The BigAirBAG is built upon the 'fall cushion' concept used in professional stunts. The BAB incorporates two nylon air 'pillows': the lower one is firm, ensuring stability while the upper one is soft, enabling smoothness of the fall. Two electrical blowers are placed in the sides of the bag to keep it inflated while it is being used. It is normally placed below the kicker (in run) of a jump and when a rider lands on it, the holes in the upper layer let air out thus absorbing the fall. The BAB has additional layers on the top ('impact deck') and on the sides to protect the cushions from damage. BABs are produced in several sizes.

== Locations ==
In Europe, the BigAirBAG is used in 44 resort parks, in countries such as Switzerland, Italy, France, Austria, Turkey, Norway, Finland, Bulgaria, Spain, etc. Globally, BigAirBAG is used in Dubai, Lebanon, Chile, New Zealand, Iran, etc.
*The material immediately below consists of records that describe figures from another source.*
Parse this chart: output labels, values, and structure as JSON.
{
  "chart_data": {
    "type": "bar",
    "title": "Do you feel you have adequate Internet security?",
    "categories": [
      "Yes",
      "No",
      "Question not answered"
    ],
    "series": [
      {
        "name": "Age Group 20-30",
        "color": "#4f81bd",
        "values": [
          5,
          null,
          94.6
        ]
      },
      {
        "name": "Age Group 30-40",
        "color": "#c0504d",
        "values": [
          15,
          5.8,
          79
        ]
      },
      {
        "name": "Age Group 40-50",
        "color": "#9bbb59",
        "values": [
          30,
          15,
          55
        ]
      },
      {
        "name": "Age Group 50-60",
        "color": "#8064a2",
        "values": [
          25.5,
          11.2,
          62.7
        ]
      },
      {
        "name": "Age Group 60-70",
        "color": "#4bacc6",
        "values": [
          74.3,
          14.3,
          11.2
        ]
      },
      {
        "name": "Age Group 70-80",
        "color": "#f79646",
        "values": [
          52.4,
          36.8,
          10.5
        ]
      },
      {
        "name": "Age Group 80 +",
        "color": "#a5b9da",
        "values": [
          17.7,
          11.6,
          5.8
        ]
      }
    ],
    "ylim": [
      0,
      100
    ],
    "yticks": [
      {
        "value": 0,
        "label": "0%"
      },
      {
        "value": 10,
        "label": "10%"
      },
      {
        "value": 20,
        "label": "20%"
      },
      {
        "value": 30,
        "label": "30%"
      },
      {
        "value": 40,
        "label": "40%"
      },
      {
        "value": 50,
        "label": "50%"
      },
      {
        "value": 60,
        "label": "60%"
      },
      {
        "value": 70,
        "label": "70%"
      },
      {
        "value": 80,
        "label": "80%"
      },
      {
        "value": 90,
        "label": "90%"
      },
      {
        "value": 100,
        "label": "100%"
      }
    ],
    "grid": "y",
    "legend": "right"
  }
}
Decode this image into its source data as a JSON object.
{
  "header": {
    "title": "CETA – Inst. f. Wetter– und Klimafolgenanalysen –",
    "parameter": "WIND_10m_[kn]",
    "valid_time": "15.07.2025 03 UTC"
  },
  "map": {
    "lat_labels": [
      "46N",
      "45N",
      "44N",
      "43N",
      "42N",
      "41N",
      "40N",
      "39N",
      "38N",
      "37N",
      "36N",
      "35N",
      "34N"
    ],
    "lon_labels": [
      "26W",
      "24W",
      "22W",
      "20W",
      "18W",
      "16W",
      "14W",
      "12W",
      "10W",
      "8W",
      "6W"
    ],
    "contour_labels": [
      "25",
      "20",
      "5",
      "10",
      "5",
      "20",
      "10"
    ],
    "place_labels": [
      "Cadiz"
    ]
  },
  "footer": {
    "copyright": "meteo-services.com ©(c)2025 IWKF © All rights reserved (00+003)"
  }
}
It is in partnership with Danish social network My Snowparks enabling users to map the resorts, share information about the parks, the weather conditions, etc. The BigAirBAG has been employed as part of the Swatch summer and winter parks.

== Events ==
The BigAirBAG regularly supports events in the Netherlands and worldwide including events and free style camps in Spaarnwoude, Den Bosch, Utrecht, Norway (Tacky Invitational Hafjell ), Andorra, Italy, etc. In 2006 BigAirBAG provided the support for the professional snowboarders competing for the world's record in airtime in David Benedek’s Red Bull Gap Session.